A:Students loans are quite easy to get via the federal loan program. However, they might not be as easy when trying to get a private loan. For federal loans, all students have to do is fill out the FAFSA and submit the completed form to their respective institute and get the loan.
Student loan options for parents with bad credit
Parents with bad credit have fewer options for parent loans. You’ll likely need a guarantor or a co-signer to qualify.
Federal PLUS loans require parent borrowers to not have adverse credit history — a negative mark on your credit history such as charged-off payments, default or bankruptcy.
If you PLUS loan application is denied you can try to get an endorser (similar to a co-signer) who can qualify for a parent PLUS loan.

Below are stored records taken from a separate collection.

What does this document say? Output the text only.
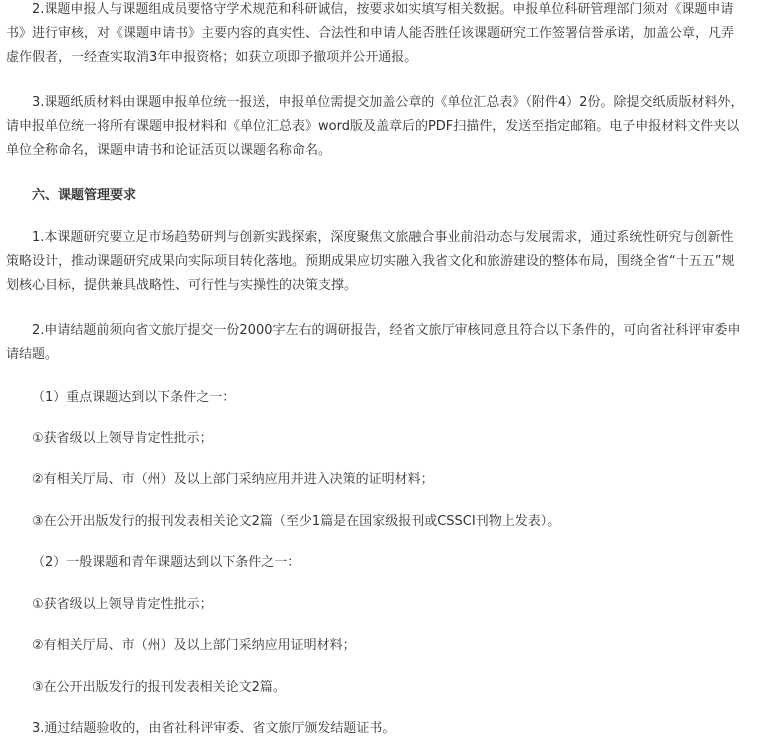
2.课题申报人与课题组成员要恪守学术规范和科研诚信，按要求如实填写相关数据。申报单位科研管理部门须对《课题申请书》进行审核，对《课题申请书》主要内容的真实性、合法性和申请人能否胜任该课题研究工作签署信誉承诺，加盖公章，凡弄虚作假者，一经查实取消3年申报资格；如获立项即予撤项并公开通报。

3.课题纸质材料由课题申报单位统一报送，申报单位需提交加盖公章的《单位汇总表》（附件4）2份。除提交纸质版材料外，请申报单位统一将所有课题申报材料和《单位汇总表》word版及盖章后的PDF扫描件，发送至指定邮箱。电子申报材料文件夹以单位全称命名，课题申请书和论证活页以课题名称命名。

六、课题管理要求

1.本课题研究要立足市场趋势研判与创新实践探索，深度聚焦文旅融合事业前沿动态与发展需求，通过系统性研究与创新性策略设计，推动课题研究成果向实际项目转化落地。预期成果应切实融入我省文化和旅游建设的整体布局，围绕全省“十五五”规划核心目标，提供兼具战略性、可行性与实操性的决策支撑。

2.申请结题前须向省文旅厅提交一份2000字左右的调研报告，经省文旅厅审核同意且符合以下条件的，可向省社科评审委申请结题。

（1）重点课题达到以下条件之一：

①获省级以上领导肯定性批示；

②有相关厅局、市（州）及以上部门采纳应用并进入决策的证明材料；

③在公开出版发行的报刊发表相关论文2篇（至少1篇是在国家级报刊或CSSCI刊物上发表）。

（2）一般课题和青年课题达到以下条件之一：

①获省级以上领导肯定性批示；

②有相关厅局、市（州）及以上部门采纳应用证明材料；

③在公开出版发行的报刊发表相关论文2篇。

3.通过结题验收的，由省社科评审委、省文旅厅颁发结题证书。
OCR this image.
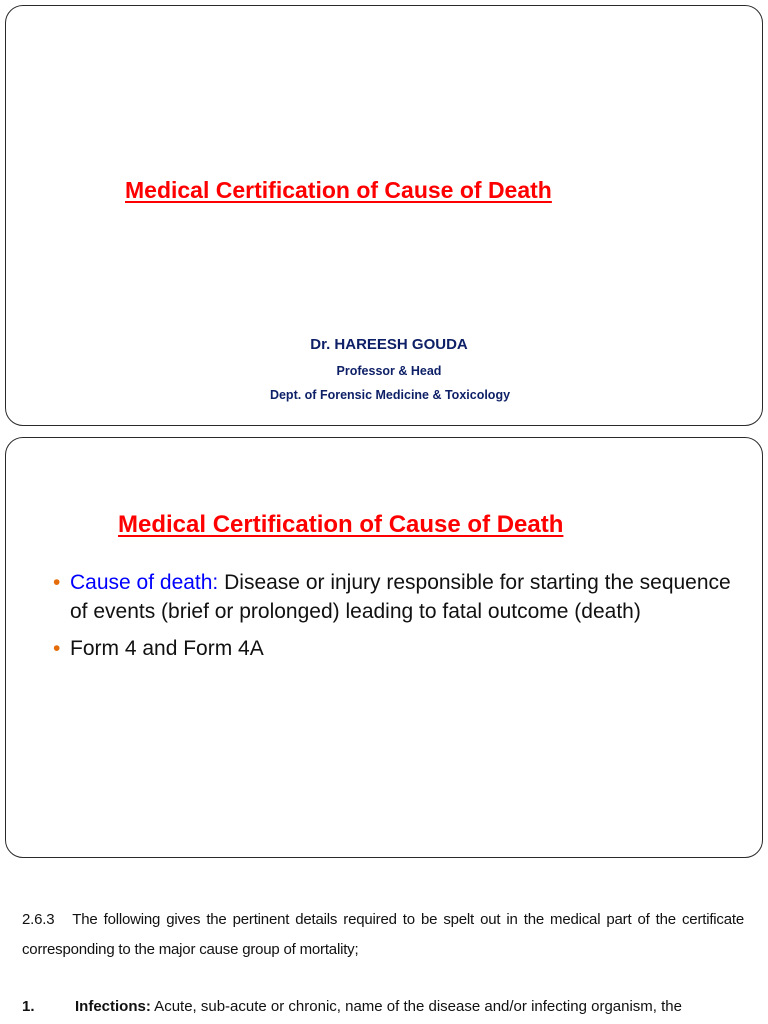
Medical Certification of Cause of Death
Dr. HAREESH GOUDA
Professor & Head
Dept. of Forensic Medicine & Toxicology
Medical Certification of Cause of Death
• Cause of death: Disease or injury responsible for starting the sequence of events (brief or prolonged) leading to fatal outcome (death)
• Form 4 and Form 4A
2.6.3   The following gives the pertinent details required to be spelt out in the medical part of the certificate corresponding to the major cause group of mortality;
1.	Infections: Acute, sub-acute or chronic, name of the disease and/or infecting organism, the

Or you can appeal the decision with the Department of Education by providing documentation of extenuating circumstances.
Your next best option is to look for private student loans for parents that allow you to have a co-signer.

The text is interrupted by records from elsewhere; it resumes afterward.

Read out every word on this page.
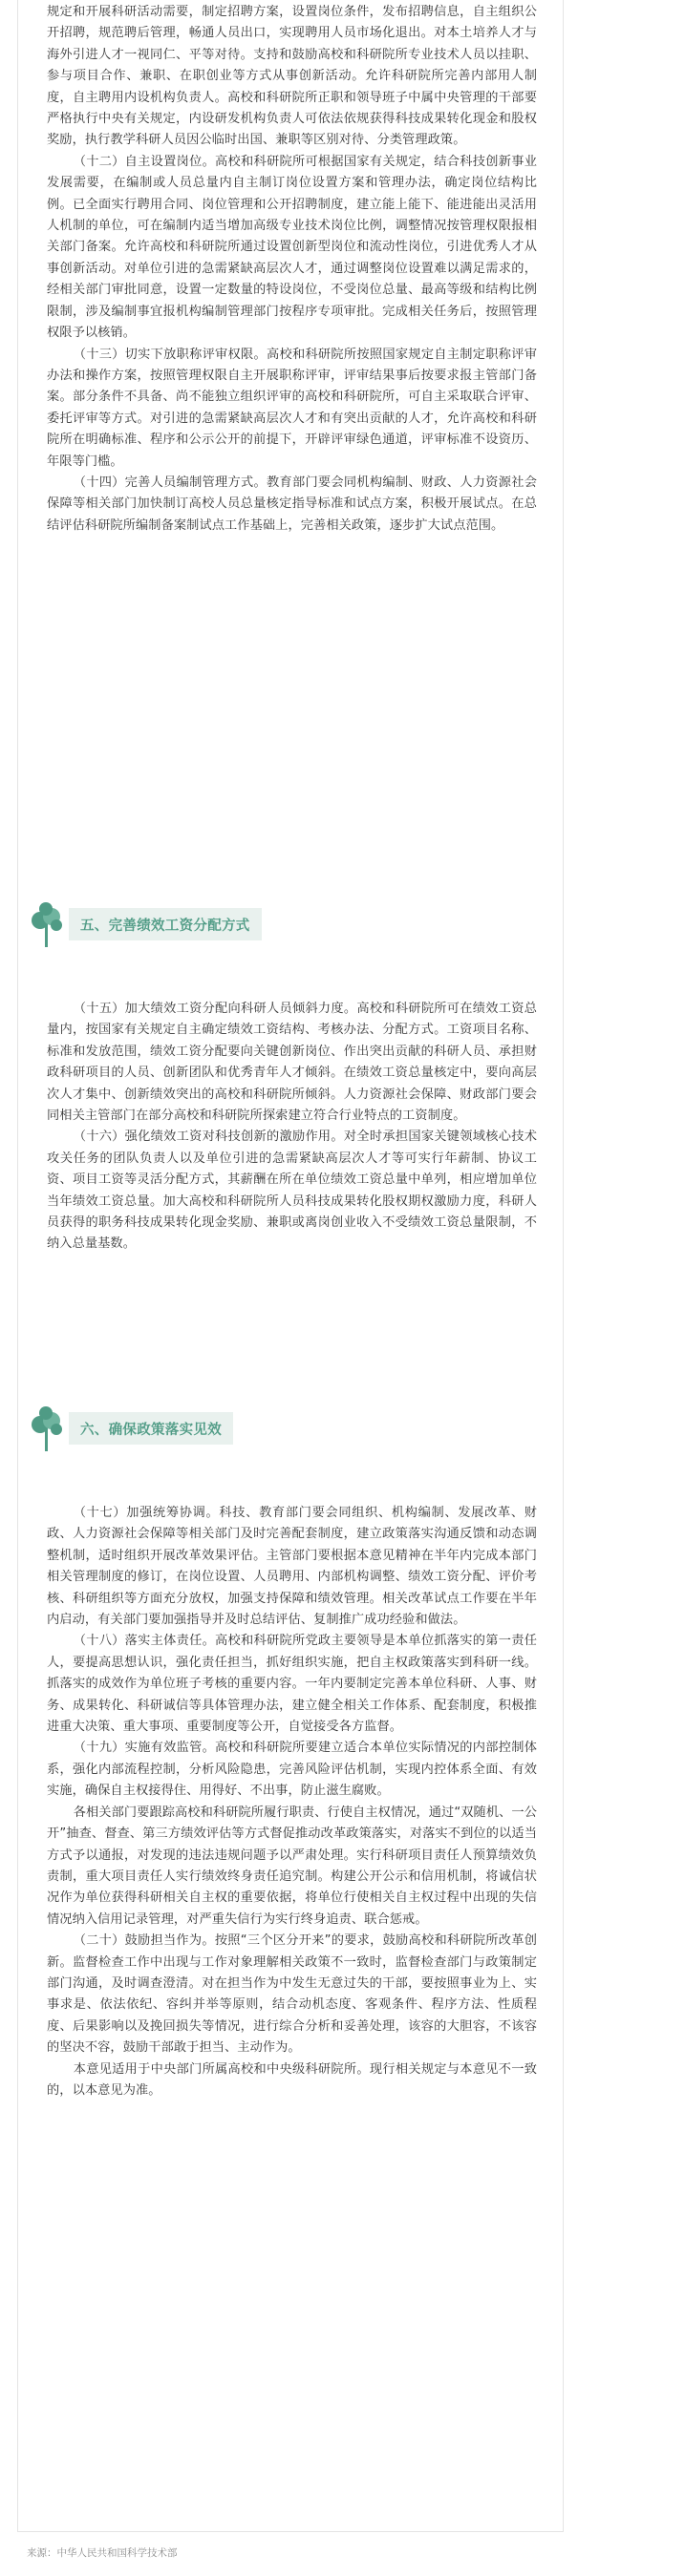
规定和开展科研活动需要，制定招聘方案，设置岗位条件，发布招聘信息，自主组织公开招聘，规范聘后管理，畅通人员出口，实现聘用人员市场化退出。对本土培养人才与海外引进人才一视同仁、平等对待。支持和鼓励高校和科研院所专业技术人员以挂职、参与项目合作、兼职、在职创业等方式从事创新活动。允许科研院所完善内部用人制度，自主聘用内设机构负责人。高校和科研院所正职和领导班子中属中央管理的干部要严格执行中央有关规定，内设研发机构负责人可依法依规获得科技成果转化现金和股权奖励，执行教学科研人员因公临时出国、兼职等区别对待、分类管理政策。

（十二）自主设置岗位。高校和科研院所可根据国家有关规定，结合科技创新事业发展需要，在编制或人员总量内自主制订岗位设置方案和管理办法，确定岗位结构比例。已全面实行聘用合同、岗位管理和公开招聘制度，建立能上能下、能进能出灵活用人机制的单位，可在编制内适当增加高级专业技术岗位比例，调整情况按管理权限报相关部门备案。允许高校和科研院所通过设置创新型岗位和流动性岗位，引进优秀人才从事创新活动。对单位引进的急需紧缺高层次人才，通过调整岗位设置难以满足需求的，经相关部门审批同意，设置一定数量的特设岗位，不受岗位总量、最高等级和结构比例限制，涉及编制事宜报机构编制管理部门按程序专项审批。完成相关任务后，按照管理权限予以核销。

（十三）切实下放职称评审权限。高校和科研院所按照国家规定自主制定职称评审办法和操作方案，按照管理权限自主开展职称评审，评审结果事后按要求报主管部门备案。部分条件不具备、尚不能独立组织评审的高校和科研院所，可自主采取联合评审、委托评审等方式。对引进的急需紧缺高层次人才和有突出贡献的人才，允许高校和科研院所在明确标准、程序和公示公开的前提下，开辟评审绿色通道，评审标准不设资历、年限等门槛。

（十四）完善人员编制管理方式。教育部门要会同机构编制、财政、人力资源社会保障等相关部门加快制订高校人员总量核定指导标准和试点方案，积极开展试点。在总结评估科研院所编制备案制试点工作基础上，完善相关政策，逐步扩大试点范围。

五、完善绩效工资分配方式

（十五）加大绩效工资分配向科研人员倾斜力度。高校和科研院所可在绩效工资总量内，按国家有关规定自主确定绩效工资结构、考核办法、分配方式。工资项目名称、标准和发放范围，绩效工资分配要向关键创新岗位、作出突出贡献的科研人员、承担财政科研项目的人员、创新团队和优秀青年人才倾斜。在绩效工资总量核定中，要向高层次人才集中、创新绩效突出的高校和科研院所倾斜。人力资源社会保障、财政部门要会同相关主管部门在部分高校和科研院所探索建立符合行业特点的工资制度。

（十六）强化绩效工资对科技创新的激励作用。对全时承担国家关键领域核心技术攻关任务的团队负责人以及单位引进的急需紧缺高层次人才等可实行年薪制、协议工资、项目工资等灵活分配方式，其薪酬在所在单位绩效工资总量中单列，相应增加单位当年绩效工资总量。加大高校和科研院所人员科技成果转化股权期权激励力度，科研人员获得的职务科技成果转化现金奖励、兼职或离岗创业收入不受绩效工资总量限制，不纳入总量基数。

六、确保政策落实见效

（十七）加强统筹协调。科技、教育部门要会同组织、机构编制、发展改革、财政、人力资源社会保障等相关部门及时完善配套制度，建立政策落实沟通反馈和动态调整机制，适时组织开展改革效果评估。主管部门要根据本意见精神在半年内完成本部门相关管理制度的修订，在岗位设置、人员聘用、内部机构调整、绩效工资分配、评价考核、科研组织等方面充分放权，加强支持保障和绩效管理。相关改革试点工作要在半年内启动，有关部门要加强指导并及时总结评估、复制推广成功经验和做法。

（十八）落实主体责任。高校和科研院所党政主要领导是本单位抓落实的第一责任人，要提高思想认识，强化责任担当，抓好组织实施，把自主权政策落实到科研一线。抓落实的成效作为单位班子考核的重要内容。一年内要制定完善本单位科研、人事、财务、成果转化、科研诚信等具体管理办法，建立健全相关工作体系、配套制度，积极推进重大决策、重大事项、重要制度等公开，自觉接受各方监督。

（十九）实施有效监管。高校和科研院所要建立适合本单位实际情况的内部控制体系，强化内部流程控制，分析风险隐患，完善风险评估机制，实现内控体系全面、有效实施，确保自主权接得住、用得好、不出事，防止滋生腐败。

各相关部门要跟踪高校和科研院所履行职责、行使自主权情况，通过“双随机、一公开”抽查、督查、第三方绩效评估等方式督促推动改革政策落实，对落实不到位的以适当方式予以通报，对发现的违法违规问题予以严肃处理。实行科研项目责任人预算绩效负责制，重大项目责任人实行绩效终身责任追究制。构建公开公示和信用机制，将诚信状况作为单位获得科研相关自主权的重要依据，将单位行使相关自主权过程中出现的失信情况纳入信用记录管理，对严重失信行为实行终身追责、联合惩戒。

（二十）鼓励担当作为。按照“三个区分开来”的要求，鼓励高校和科研院所改革创新。监督检查工作中出现与工作对象理解相关政策不一致时，监督检查部门与政策制定部门沟通，及时调查澄清。对在担当作为中发生无意过失的干部，要按照事业为上、实事求是、依法依纪、容纠并举等原则，结合动机态度、客观条件、程序方法、性质程度、后果影响以及挽回损失等情况，进行综合分析和妥善处理，该容的大胆容，不该容的坚决不容，鼓励干部敢于担当、主动作为。

本意见适用于中央部门所属高校和中央级科研院所。现行相关规定与本意见不一致的，以本意见为准。

来源：中华人民共和国科学技术部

How do private student loans and federal student loans differ?
You apply for a federal student loan by submitting a FAFSA. Taking on a federal loan means you’re borrowing from the government. You apply for a private student loan through a bank, credit union or online lender.
Federal student loans also have flat interest rates set by Congress, while the interest rate on a private student loan depends on your or your co-signer’s credit. Federal loans charge origination fees; private loans typically do not.
Federal student loans offer borrowers protections and alternative repayment options that private loans usually don’t, such as income-based repayment and forgiveness programs. The current interest-free loan forbearance does not include private student loans; any future forgiveness offer is unlikely to include them.